BM25 scores based on text match only. Function score layers additional signals on top:

{
  "query": {
    "function_score": {
      "query": { "match": { "body": "search query" } },
      "functions": [
        { "gauss": { "publish_date": { "origin": "now", "scale": "30d" } } },
        { "field_value_factor": { "field": "popularity_score", "factor": 0.5 } }
      ],
      "score_mode": "multiply"
    }
  }
}

This boosts recently published documents and documents with higher popularity scores. The final score is bm25_score × recency_decay × popularity_boost.

Fuzzy Matching

Handles typos and misspellings via Levenshtein edit distance:

{ "query": { "match": { "title": { "query": "elasticsarch", "fuzziness": "AUTO" } } } }

fuzziness: AUTO allows 1 edit for terms of length 3–5, 2 edits for terms ≥ 6 characters. “elasticsarch” (missing ’e’) matches “elasticsearch” with 1 edit. Performance cost: fuzzy matching expands the query into many candidate terms; use prefix_length: 2 to anchor the first N characters as exact-match, reducing expansion.

Synonyms

Configured at analysis time via a synonym filter:

{
  "settings": {
    "analysis": {
      "filter": {
        "search_synonyms": {
          "type": "synonym",
          "synonyms": ["car, automobile, vehicle", "nyc, new york city, new york"]
        }
      }
    }
  }
}

At index time: all synonym variants are stored → broader recall, larger index, cannot update synonyms without reindexing. At query time: synonyms expanded only at search → index stays small, synonyms updated without reindex, but recall depends on analyzer configuration.

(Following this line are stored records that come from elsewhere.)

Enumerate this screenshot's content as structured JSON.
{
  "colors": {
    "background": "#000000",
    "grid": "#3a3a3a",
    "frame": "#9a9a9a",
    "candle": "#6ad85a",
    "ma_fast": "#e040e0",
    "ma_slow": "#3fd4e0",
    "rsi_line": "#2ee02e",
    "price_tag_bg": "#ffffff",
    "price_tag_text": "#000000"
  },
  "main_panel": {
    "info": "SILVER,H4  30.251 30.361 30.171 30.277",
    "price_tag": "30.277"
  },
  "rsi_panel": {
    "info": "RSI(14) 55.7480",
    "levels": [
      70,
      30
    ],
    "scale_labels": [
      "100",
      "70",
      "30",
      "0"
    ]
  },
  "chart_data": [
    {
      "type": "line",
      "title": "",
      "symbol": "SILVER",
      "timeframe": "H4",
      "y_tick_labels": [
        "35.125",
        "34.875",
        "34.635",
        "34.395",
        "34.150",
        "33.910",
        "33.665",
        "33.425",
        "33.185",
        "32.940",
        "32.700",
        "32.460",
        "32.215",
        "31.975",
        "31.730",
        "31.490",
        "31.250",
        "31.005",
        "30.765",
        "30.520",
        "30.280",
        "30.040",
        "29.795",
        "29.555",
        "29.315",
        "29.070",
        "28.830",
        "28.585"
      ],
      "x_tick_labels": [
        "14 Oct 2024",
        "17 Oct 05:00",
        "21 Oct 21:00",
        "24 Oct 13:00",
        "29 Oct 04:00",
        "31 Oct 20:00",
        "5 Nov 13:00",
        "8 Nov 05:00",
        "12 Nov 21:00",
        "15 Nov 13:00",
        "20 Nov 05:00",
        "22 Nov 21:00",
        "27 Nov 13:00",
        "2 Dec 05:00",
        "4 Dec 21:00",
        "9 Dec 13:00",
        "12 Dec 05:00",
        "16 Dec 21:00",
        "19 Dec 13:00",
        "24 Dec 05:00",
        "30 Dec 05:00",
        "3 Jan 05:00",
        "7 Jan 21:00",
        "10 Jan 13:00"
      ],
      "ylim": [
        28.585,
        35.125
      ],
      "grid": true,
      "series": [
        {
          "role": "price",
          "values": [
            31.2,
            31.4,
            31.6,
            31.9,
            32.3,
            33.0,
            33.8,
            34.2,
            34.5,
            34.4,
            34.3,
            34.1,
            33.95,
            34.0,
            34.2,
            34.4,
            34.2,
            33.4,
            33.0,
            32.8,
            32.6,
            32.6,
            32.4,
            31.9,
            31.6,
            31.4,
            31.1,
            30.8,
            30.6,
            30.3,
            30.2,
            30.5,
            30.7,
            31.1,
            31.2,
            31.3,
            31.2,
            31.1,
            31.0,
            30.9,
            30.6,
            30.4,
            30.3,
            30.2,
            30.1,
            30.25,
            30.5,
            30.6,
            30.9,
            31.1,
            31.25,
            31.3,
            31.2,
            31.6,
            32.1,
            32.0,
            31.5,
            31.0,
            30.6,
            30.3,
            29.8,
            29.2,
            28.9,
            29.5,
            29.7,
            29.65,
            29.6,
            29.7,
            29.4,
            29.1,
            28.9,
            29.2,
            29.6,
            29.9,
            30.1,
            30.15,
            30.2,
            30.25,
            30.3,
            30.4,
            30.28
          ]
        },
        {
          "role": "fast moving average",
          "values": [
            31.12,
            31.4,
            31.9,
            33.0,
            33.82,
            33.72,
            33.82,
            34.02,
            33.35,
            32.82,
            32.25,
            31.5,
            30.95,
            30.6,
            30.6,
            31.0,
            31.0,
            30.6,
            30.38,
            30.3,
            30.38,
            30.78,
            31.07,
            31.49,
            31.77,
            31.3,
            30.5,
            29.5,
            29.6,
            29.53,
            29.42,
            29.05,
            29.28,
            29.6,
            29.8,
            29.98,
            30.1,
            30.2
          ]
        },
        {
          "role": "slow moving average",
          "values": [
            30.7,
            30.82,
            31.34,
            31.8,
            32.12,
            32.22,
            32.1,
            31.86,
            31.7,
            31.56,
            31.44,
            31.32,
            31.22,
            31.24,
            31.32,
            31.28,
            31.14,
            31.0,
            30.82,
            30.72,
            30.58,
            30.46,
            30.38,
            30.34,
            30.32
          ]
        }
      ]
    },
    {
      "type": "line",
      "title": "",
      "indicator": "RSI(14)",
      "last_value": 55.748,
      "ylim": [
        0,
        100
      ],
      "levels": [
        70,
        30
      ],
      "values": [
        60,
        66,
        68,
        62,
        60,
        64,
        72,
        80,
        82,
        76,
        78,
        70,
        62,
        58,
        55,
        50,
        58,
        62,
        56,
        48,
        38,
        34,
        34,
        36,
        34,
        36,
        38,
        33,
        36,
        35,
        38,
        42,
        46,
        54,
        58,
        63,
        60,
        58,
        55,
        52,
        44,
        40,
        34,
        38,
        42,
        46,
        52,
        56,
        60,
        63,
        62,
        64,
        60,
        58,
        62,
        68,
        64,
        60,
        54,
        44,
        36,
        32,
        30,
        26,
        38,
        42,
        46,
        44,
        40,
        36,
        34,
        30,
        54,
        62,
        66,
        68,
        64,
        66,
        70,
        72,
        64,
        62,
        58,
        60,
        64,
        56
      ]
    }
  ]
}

Query-time synonyms are generally preferred for flexibility.

What Elasticsearch Is Not

Use caseElasticsearch fitReason
Full-text search, autocomplete, faceted search✅ ExcellentPurpose-built
Log analytics (ELK stack)✅ ExcellentTime-based indices, aggregations
Primary data store❌ PoorNo ACID transactions, eventual consistency, data loss risk on ungraceful shutdown
Complex multi-entity joins❌ PoorNo joins; denormalization required
Exact-match lookups by ID❌ OverkillUse a database; GET by _id is fast but Elasticsearch is not optimized for this
Real-time data (must be searchable < 100ms after write)⚠️ LimitedDefault 1s refresh lag; can set refresh_interval: 1s but at throughput cost
ℹ️

In a system design interview, Elasticsearch is the right answer when the question involves full-text search, autocomplete, relevance ranking, or log analytics. It is a derived data store — populated from a primary database (PostgreSQL, MySQL) via CDC or dual writes, not the authoritative record of truth. Never let the interviewer assume Elasticsearch replaces your primary database.